Naquele momento surgiu nos Estados Unidos um movimento denominado NIMBY (Not in my backyard
– Não no meu quintal) expressando um “corporativismo territorial” que
buscava a valorização das propriedades mediante ações contra o
congestionamento acachapante das cidades, as construções diversas que
somente serviam para adensar o espaço urbano, atraindo imigrantes
pobres, a construção de moradias populares próximas às áreas
valorizadas, que promoviam a mistura de endinheirados, mexicanos e
asiáticos, no oeste americano. Com base em Mike Davis, Caldeira (2000:
333) afirma que
A maior parte da vida pública de
L. A. acontece em espaços segregados, especializados e fechados, como
shoppings, condomínios fechados, centros de entretenimento e parques
temáticos de todos os tipos, em cuja criação Los Angeles foi pioneira.

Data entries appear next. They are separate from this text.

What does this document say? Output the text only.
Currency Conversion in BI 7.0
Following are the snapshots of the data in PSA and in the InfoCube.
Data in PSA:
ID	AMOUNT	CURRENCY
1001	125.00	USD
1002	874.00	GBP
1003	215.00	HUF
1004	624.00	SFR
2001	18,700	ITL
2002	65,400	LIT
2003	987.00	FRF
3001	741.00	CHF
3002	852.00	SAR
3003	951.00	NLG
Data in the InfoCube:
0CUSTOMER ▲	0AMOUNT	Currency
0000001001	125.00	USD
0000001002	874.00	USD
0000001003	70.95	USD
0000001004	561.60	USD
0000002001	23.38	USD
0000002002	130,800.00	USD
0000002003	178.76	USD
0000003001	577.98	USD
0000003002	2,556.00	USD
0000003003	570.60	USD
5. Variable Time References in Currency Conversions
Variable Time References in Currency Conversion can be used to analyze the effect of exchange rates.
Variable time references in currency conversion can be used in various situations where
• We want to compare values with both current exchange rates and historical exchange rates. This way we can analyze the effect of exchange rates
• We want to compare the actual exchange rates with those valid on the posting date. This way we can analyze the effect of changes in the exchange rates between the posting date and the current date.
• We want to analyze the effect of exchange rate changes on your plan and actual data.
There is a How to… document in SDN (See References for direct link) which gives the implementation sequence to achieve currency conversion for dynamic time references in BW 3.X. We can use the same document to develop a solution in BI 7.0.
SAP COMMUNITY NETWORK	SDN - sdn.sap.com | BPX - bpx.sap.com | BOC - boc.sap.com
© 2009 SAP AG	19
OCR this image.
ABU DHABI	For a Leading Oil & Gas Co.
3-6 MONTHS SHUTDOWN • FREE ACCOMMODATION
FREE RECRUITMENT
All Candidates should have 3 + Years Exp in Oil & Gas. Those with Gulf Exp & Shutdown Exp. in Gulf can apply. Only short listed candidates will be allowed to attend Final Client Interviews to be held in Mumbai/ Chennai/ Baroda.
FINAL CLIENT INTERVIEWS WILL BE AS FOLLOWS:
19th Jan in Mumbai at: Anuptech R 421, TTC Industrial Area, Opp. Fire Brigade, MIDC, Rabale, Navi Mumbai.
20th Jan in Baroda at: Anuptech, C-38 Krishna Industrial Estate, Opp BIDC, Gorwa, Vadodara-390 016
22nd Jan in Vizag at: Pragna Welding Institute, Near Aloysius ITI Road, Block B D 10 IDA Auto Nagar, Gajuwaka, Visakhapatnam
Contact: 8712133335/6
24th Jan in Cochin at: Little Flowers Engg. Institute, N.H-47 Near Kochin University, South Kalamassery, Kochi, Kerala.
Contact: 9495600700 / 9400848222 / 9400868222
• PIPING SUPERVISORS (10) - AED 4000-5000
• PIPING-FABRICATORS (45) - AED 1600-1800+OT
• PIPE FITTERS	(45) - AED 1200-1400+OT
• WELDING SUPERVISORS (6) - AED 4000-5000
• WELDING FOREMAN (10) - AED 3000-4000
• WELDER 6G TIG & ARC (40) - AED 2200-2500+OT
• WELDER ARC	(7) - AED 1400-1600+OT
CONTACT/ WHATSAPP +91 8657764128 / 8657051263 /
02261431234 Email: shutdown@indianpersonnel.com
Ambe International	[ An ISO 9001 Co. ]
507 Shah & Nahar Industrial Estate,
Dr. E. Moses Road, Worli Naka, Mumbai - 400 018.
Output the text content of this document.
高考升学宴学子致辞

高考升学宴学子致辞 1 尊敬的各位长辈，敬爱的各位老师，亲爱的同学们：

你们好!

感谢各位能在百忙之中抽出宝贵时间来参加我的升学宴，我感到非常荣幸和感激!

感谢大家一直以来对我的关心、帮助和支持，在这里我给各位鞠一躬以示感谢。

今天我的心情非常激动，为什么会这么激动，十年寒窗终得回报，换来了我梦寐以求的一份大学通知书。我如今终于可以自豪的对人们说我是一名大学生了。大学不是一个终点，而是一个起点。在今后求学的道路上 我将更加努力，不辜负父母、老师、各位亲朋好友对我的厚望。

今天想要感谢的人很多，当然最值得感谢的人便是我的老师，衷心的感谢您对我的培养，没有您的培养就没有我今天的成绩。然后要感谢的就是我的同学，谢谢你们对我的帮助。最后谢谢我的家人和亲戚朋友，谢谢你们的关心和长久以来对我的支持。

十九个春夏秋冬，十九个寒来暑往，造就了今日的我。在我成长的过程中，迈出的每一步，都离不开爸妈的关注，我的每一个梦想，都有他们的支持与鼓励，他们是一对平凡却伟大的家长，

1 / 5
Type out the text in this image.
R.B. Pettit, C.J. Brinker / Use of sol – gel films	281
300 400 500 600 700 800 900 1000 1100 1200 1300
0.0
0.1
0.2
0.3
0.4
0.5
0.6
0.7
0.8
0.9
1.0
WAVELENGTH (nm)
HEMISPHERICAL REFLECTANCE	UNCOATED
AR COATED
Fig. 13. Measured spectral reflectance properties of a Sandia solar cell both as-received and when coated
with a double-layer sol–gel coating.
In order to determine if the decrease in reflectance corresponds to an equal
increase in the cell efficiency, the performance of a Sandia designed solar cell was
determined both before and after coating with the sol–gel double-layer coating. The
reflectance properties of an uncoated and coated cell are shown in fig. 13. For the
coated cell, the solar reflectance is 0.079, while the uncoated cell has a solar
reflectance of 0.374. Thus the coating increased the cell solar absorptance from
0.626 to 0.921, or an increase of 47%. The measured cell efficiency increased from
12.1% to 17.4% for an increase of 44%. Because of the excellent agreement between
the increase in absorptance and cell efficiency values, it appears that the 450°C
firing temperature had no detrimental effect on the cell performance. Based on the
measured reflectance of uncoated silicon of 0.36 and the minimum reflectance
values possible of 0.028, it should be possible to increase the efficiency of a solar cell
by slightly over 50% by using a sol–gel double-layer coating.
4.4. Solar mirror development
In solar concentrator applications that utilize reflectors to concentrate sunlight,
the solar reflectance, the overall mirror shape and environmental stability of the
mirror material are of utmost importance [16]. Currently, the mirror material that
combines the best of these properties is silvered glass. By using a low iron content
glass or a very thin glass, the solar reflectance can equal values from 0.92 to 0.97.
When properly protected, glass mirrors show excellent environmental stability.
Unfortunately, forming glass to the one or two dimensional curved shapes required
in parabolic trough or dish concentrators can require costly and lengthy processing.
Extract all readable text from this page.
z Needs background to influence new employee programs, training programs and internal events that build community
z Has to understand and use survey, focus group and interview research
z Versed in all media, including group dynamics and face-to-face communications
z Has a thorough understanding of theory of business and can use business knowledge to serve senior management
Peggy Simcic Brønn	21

Esses enclaves, geralmente para os mais ricos, existem em relação aos
espaços deixados para a população mais pobre – os parques e ruas
ocupados pelos homeless, os bairros pobres habitados por vários grupos
étnicos no centro, os territórios das guangues e os acampamentos de
migrantes.
32Práticas
semelhantes se espalharam para diversos lugares do mundo objetivando
fortalecer o processo de segregação espacial, pois aliam a prática de
produção dos “enclaves fortificados” com a preservação de matas,
aquíferos, de mananciais, através da criação de unidades de conservação
particulares que só poderão ser acessadas por grupos/pessoas com
elevados rendimentos, processando um aprofundamento da fragmentação que
caracteriza a metrópole hodierna (Davis, 1993; Caldeira, 2000; Freitas,
2004).
33A
vila incita a refletir sobre as características da urbanização
contemporânea, na qual as “novas formas” urbanas trazem no bojo o
revigoramento da segregação, a distância social, a “exclusão” e a
implosão do idealizado como vida pública moderna. Estrutura-se, assim,
uma nova experiência urbana na qual os valores modernos de relação
social são destruídos. Neste sentido, a abertura e a primazia das ruas, a
circulação livre, os encontros impessoais e anônimos, o uso público e
espontâneo das ruas, avenidas e praças, a tolerância, a heterogeneidade
são substituídos pelo seu contraponto, os “enclaves fortificados”, com a
segregação, o controle, a homogeneidade social, o isolamento, a
segurança, a prescrição de legislações draconianas sobre o uso e
ocupação do solo etc. (Caldeira, 2000; Freitas, 2004). Em suma, é a
negação da cidade enquanto espaço aberto, substituída pelos “enclaves
fortificados” que permitem “apenas” o contato entre iguais, como destaca
Caldeira (2000: 265):
Esse novo conceito de moradia
articula cinco elementos básicos: segurança, isolamento, homogeneidade
social, equipamentos e serviços. A imagem que confere o maior status (e é
mais sedutora) é a da residência enclausurada, fortificada e isolada,
um ambiente seguro no qual alguém pode usar vários equipamentos e
serviços e viver só com pessoas percebidas como iguais. (...) os
enclaves são, portanto, opostos à cidade, representada como um mundo
deteriorado no qual não há apenas poluição e barulho, mas o que é mais
importante, confusão e mistura, isto é, heterogeneidade social.
34Processo
feito com a consolidação de uma “nova” relação entre parcelas da
sociedade e a natureza, que não é mais temida, tida como ameaçadora.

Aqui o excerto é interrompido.